1920’de mütarekede İstanbul’daydı ve Atatürk’le birlikte Anadolu’ya geçti. Orada Kurtuluş Savaşı’na katıldı. 6 Temmuz 1920’da İsmet İnönü Genelkurmay Başkanıydı Behiç Erkin’e ikinci başkanlık teklif etti. Behiç Erkin Atatürk’e danıştı. Atatürk “Demiryollarının başına sizin geçmenizi isterim. Zaten Gelibolu Harbi’nde de bu görevi layıkıyla yapmadınız mı? Siz cephelere askerlerimizi getirmekte başarılı olun ki, ben de cephelerde başarılı olabileyim” dedi.
Behiç Erkin, Devlet Demiryolları’nın kurucusu ve ilk Genel Müdürü oldu. 1920-1926 arası bu görevi sürdürdü. Kurtuluş Savaşı’nda kurduğu demiryolları ile cepheye asker, erzak ve silah sevkiyatının yapılmasını sağladı. Çanakkale Harbinde cepheye tüm lojistiği üstlendi ve harbin görünmeyen kahramanlarından biri oldu. Savaştaki bu yararlılığı neticesinde Alman İmparatoru tarafından en değerli madalyaları olan Demir Haç Madalyası’yla ödüllendirildi.
Bayındırlık Bakanlığı, Büyükelçilik yaptı. Millî İstihbarat Teşkilatı’nın 13 kurucu üyesinden oldu.
1926’da Bayındırlık Bakanı olunca demiryollarını millileştirilmesini sağladı. İlk demiryolları müzesini ve ilk demiryolu okulunu o açtı. “Türkiye Cumhuriyeti Devlet Demiryolları” adını koydu. Şimdilerde unutulsa da Cumhuriyetin o aydınlık günlerinde “Demiryollarının Babası” namıyla tanındı.
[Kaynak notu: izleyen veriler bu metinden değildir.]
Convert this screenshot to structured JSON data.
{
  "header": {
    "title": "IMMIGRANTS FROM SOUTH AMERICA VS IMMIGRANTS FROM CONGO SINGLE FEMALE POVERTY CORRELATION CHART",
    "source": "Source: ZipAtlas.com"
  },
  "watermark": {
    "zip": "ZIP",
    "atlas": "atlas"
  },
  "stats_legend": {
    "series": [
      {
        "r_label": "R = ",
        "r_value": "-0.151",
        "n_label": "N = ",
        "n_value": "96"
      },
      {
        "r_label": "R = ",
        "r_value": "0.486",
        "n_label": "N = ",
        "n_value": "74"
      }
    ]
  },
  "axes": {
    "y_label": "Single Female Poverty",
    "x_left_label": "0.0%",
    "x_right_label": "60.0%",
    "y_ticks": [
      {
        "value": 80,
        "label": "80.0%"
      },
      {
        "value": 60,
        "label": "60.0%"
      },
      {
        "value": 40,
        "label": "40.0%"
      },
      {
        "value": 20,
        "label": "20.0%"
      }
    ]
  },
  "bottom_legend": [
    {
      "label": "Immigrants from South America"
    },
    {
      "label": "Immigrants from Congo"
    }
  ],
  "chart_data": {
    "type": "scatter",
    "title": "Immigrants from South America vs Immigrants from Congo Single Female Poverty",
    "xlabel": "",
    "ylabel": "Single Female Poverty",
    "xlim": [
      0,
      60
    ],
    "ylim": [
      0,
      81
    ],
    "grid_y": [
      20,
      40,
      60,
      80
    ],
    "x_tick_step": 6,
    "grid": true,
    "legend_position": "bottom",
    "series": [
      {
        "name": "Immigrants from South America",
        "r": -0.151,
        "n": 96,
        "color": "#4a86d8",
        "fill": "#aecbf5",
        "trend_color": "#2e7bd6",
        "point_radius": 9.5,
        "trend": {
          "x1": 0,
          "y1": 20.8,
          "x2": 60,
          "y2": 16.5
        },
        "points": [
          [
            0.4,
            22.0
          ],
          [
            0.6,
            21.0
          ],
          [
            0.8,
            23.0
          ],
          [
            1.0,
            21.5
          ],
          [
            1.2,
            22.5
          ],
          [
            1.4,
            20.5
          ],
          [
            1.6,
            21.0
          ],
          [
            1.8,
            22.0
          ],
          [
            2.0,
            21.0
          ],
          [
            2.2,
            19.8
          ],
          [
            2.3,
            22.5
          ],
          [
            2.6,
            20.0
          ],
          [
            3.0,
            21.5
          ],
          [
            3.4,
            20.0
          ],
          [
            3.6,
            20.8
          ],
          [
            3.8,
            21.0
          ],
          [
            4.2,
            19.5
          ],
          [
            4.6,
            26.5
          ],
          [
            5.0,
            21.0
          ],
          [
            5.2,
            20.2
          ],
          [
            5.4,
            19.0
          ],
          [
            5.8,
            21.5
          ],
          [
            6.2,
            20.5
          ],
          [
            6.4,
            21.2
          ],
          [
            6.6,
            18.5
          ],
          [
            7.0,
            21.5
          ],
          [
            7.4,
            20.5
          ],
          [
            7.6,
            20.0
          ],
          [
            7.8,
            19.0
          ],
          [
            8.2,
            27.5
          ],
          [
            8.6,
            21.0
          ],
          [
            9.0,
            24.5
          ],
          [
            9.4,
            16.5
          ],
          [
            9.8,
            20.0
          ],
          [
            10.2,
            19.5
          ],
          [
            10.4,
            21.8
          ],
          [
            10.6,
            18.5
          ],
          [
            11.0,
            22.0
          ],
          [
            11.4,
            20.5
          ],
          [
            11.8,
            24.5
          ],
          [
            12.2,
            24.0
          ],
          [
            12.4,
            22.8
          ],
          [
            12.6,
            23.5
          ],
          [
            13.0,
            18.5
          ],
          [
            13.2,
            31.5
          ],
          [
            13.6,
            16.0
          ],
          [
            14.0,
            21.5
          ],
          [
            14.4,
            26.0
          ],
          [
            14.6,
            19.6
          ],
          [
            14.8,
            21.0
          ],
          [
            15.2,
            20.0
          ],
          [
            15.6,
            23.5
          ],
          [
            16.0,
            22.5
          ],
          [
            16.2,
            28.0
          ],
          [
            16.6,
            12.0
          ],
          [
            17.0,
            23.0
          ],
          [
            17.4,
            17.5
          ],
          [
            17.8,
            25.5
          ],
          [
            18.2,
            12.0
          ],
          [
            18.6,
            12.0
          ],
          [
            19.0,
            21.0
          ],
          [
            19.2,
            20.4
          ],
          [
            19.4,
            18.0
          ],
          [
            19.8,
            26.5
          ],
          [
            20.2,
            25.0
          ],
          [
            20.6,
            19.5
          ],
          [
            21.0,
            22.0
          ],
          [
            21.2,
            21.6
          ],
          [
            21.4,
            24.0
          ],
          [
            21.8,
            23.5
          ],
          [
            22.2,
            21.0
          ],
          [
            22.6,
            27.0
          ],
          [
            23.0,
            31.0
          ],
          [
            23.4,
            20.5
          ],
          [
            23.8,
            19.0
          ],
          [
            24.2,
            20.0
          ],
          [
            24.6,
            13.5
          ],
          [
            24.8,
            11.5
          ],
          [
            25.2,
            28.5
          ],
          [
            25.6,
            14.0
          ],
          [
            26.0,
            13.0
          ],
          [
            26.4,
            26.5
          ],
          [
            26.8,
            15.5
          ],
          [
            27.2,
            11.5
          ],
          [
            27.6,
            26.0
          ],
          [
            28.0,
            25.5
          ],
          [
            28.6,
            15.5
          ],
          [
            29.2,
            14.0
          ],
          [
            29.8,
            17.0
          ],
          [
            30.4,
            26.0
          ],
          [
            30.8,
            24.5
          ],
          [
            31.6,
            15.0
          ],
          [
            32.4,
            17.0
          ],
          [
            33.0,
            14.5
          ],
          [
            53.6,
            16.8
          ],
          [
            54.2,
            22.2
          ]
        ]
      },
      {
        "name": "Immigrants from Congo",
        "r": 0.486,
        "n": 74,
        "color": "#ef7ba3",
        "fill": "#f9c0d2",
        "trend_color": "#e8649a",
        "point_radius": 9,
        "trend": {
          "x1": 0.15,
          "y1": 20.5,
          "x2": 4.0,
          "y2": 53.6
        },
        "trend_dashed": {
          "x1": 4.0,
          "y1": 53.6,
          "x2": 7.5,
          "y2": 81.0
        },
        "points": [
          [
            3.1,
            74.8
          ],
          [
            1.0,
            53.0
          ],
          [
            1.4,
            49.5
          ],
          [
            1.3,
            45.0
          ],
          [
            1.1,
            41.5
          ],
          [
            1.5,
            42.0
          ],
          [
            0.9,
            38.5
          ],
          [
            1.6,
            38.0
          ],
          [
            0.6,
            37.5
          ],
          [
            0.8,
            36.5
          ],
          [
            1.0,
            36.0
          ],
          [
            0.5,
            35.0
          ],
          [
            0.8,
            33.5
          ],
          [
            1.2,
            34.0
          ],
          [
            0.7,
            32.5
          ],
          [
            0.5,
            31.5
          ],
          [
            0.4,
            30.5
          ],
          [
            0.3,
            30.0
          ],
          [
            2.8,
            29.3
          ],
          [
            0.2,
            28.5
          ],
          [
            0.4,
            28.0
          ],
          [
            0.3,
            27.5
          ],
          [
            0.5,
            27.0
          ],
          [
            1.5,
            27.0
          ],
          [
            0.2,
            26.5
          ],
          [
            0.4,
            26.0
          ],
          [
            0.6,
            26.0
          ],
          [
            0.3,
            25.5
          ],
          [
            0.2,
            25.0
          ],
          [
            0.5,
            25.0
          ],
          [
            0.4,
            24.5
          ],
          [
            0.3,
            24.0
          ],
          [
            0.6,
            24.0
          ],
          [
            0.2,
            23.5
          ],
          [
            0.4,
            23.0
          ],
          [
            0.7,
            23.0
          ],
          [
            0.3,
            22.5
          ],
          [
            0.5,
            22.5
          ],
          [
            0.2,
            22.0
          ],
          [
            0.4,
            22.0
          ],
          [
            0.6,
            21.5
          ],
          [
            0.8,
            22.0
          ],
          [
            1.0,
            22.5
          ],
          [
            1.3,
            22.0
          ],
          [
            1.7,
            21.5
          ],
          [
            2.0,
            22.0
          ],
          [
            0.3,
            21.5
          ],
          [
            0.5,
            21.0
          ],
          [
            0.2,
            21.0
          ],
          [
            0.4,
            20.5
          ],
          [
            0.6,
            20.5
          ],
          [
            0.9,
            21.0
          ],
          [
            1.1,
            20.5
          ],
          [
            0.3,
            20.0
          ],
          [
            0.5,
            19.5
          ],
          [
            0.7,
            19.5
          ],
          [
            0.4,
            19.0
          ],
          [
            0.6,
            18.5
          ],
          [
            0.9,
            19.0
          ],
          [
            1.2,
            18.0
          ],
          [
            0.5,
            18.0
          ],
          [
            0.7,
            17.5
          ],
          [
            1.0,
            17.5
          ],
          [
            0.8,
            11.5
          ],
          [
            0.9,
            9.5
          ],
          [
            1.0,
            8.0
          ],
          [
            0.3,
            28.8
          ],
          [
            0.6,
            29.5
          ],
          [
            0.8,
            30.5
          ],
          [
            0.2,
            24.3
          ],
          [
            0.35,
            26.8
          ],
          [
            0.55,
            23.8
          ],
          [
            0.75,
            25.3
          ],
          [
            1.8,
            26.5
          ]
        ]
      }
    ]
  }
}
1939’da Türkiye’nin Paris Büyükelçisi oldu. Paris, Nazilerce işgal edildi ve Yahudilere soykırım başladı. Bu soykırıma engel olmak istedi. İnsanlık dramına seyirci kalmadı, 20 bine yakın Yahudi’ye Türk pasaportu verdi, Türkiye’ye trenlerle gönderilmesini ve hayatta kalmalarını sağladı. Savaşın ardından Fransa’nın en yüksek nişanı olan Legion D’Honneur madalyası ile kendisine teşekkür edildi.
11 Kasım 1961’de vefat etti. Vasiyeti gereği genel müdür olarak ilk çalıştığı Eskişehir Enveriye yakınlarında “İzmir-İstanbul-Ankara” hatlarının birleştiği yere mezarının yapılmasını istedi. Mezar yapıldı. Ama çevre halkı kim olduğunu bir türlü çözemedi; “Zamanında adamın biri kendini raylara atıp intihar etmiş, işte bu mezar da o adamın mezarı” diye düşündü. Seneler sonra bir anıt mezar anca yapıldı.
Torunu kitabını yazdı ilgi görmedi şimdilerde 2 TL’ye sahaflarda satılıyor. Bir ara bizimkiler “Schindler’in Listesi”nden etkilenip Hollywood ile anlaşılıp filmini yapmak istedi. O da unutuldu gitti, kendi gibi…
10.Yıl Marşının gizli öznesiydi o. “Demiryollarının Babası”… Bilir misiniz, 10.Yıl Marşı’nda geçen “Demir ağlarla ördük ana yurdu dört baştan” cümlesini de marşa o ekletmişti.